A jumble of shoes, from red leather sandals to L.L. Bean moccasins lay outside the door of the Jaswals’ beach house. Inside, aunts and sisters sipped chai or orange soda, while they prepared food, looked at a photo album from a recent trip they all took, or just admired the panoramic view over Admiralty Inlet.
The gathering at the Jaswals’ home was a reunion of a group of Muslims who went on “Hajj,” or pilgrimage to Mecca in February. The group was led on the trip by their Imam, Mohammed Joban. The name might not be familiar, but Joban achieved national attention last month when two Washington state representatives walked out on his Islamic opening prayer in the state House of Representatives.
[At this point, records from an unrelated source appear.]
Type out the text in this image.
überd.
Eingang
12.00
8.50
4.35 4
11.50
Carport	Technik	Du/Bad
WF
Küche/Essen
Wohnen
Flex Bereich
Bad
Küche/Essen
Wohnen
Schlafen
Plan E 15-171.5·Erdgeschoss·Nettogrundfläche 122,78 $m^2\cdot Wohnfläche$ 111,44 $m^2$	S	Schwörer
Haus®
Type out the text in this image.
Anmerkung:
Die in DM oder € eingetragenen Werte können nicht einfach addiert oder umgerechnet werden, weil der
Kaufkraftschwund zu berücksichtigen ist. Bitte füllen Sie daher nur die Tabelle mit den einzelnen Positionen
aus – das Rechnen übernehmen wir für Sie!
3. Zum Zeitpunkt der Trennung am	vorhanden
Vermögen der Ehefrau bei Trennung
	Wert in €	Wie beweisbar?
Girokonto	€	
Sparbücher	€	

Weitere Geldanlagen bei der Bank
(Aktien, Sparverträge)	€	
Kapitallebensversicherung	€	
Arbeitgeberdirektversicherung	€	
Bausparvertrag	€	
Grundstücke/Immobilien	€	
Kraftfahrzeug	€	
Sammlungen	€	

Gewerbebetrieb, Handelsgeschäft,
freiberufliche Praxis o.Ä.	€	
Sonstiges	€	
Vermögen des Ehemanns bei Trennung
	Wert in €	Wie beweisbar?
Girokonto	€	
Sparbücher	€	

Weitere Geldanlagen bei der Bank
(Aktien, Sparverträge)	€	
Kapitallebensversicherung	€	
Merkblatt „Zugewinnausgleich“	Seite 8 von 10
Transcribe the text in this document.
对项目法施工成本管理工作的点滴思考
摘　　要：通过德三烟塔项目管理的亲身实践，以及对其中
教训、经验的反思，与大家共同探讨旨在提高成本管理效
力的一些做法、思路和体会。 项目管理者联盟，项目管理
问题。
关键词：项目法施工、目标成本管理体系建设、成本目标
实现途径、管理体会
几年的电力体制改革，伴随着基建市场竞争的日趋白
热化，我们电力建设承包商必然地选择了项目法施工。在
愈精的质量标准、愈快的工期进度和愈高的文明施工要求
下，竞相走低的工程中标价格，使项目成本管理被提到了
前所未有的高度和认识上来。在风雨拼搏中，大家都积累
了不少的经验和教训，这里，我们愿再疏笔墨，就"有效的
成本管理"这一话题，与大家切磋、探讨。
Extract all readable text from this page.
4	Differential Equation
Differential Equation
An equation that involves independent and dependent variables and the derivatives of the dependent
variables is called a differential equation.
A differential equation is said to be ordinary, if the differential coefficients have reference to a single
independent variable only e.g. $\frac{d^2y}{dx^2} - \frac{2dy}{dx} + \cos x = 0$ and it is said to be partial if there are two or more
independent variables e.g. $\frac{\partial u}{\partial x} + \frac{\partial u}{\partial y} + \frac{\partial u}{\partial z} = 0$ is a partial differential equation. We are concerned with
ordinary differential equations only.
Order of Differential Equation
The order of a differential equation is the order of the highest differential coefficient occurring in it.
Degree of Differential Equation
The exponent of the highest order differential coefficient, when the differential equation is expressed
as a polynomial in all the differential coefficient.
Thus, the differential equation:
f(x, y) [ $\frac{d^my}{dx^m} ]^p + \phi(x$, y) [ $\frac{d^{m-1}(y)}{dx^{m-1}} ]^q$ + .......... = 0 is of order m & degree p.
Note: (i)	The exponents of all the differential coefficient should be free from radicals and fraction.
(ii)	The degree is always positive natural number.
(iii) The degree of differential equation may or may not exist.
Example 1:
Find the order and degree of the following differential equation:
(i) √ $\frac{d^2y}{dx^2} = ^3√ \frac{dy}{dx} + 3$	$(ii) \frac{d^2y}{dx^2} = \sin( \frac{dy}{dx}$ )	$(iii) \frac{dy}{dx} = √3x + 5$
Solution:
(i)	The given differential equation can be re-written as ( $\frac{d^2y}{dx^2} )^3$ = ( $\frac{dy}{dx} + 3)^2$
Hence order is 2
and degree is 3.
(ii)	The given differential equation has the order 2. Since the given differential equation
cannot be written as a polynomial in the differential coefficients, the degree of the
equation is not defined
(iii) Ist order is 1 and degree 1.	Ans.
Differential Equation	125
Then, he forgave them and said their actions were based on ignorance of Islam. Now, he laughs that instead of getting maybe six minutes in the spotlight during his prayer, he was able to praise Allah and Islam before a much larger audience.
At a time when Muslims are being “profiled” in the name of Homeland Security, and mosques are sometimes the targets of hate crimes, this group wanted people to know one thing:
“We are just like you,” Farooq Jaswal said. “We want the same things as you. We want to live in peace.”
While the Muslims assembled for this potluck reunion called each other familial names, aunt, uncle, brother, sister, Jaswal said that moniker extends to all mankind.
“We are all brothers and sisters,” he said, making a sweeping gesture along the Keystone shoreline.
The Jaswals are one of the few, perhaps the only, Sunni Muslims living on Whidbey Island. They live part time at their Keystone beach house, and hope to sell or rent their house in Bellevue to live here full time. They have been active in the community, and many in Coupeville will remember seeing their red 1969 convertible Cadillac in the 2001 Memorial Day Parade with the mayor and base commander. A few of Farooq Jaswal’s other “toys” have also been in the parade, including his 1927 Bugatti 35-D and a Delorean — the gull-winged car made famous in the “Back to the Future” movies.
Leah Jaswal calls herself an “average white girl” who happened to fall in love with and marry a Muslim man from Pakistan when they were both 18. She decided about 15 years ago, after several years of marriage, to convert to Islam.
Imam Joban noted that although Islam is one of the fastest growing religion in the United States, Islam does not “recruit” followers.
“We don’t force Islam on others,” he said. “There are no Muslim missionaries.” Instead, Joban gave examples of people who wanted to learn about Islam, and ended up embracing it. He also told of a man who wanted to bomb a mosque, but was invited inside, and was so moved by the warm welcome that he converted.
“So, give a respite to the disbelievers,” Joban told those gathered at the Jaswals. “Deal gently with them for awhile.”
According to the U.S. Department of State, America’s Muslim population is expected to surpass the Jewish population by the year 2010, making it the second-largest faith after Christianity.
The state department says while there are no official population figures for religious affiliations in the United States, estimates of the Muslim population range from four million to eight million. There are nearly 2,000 mosques nationwide.
The Islamic cleric said Muslims and Christians worship the same God, and that the Islamic holy book, the Quran, in an extension of the Bible.
“They are the same teachings,” Joban said. “Mohammed (the Islamic prophet and founder of Islam) was sent for all mankind.”
Fozia Tahir, from Pakistan, wanted to dispel some of the misinformation about women and Islam.
She said the Quran treats women and men as equals, and doesn’t force women to wear veils, hijabs (head scarves) or burkas, the full body-covering robes. Instead, clothing preference is cultural, or the choice of the couple.
“Islam doesn’t force you to wear a veil,” she said.
She explained the purpose of covering the female body is to protect women from prying eyes and unwanted advances.
“A woman is like a pearl,” she said. “Her treasures are precious and hidden.”
She said in some instances a woman may choose to not wear a veil because it draws too much attention, the opposite of its intended purpose.
While the group may have attracted attention on Whidbey Island, the Jaswals say they have not had any negative experiences.
“Most people are just curious,” Farooq Jaswal said. “When they get to know us, they see we are not so different.”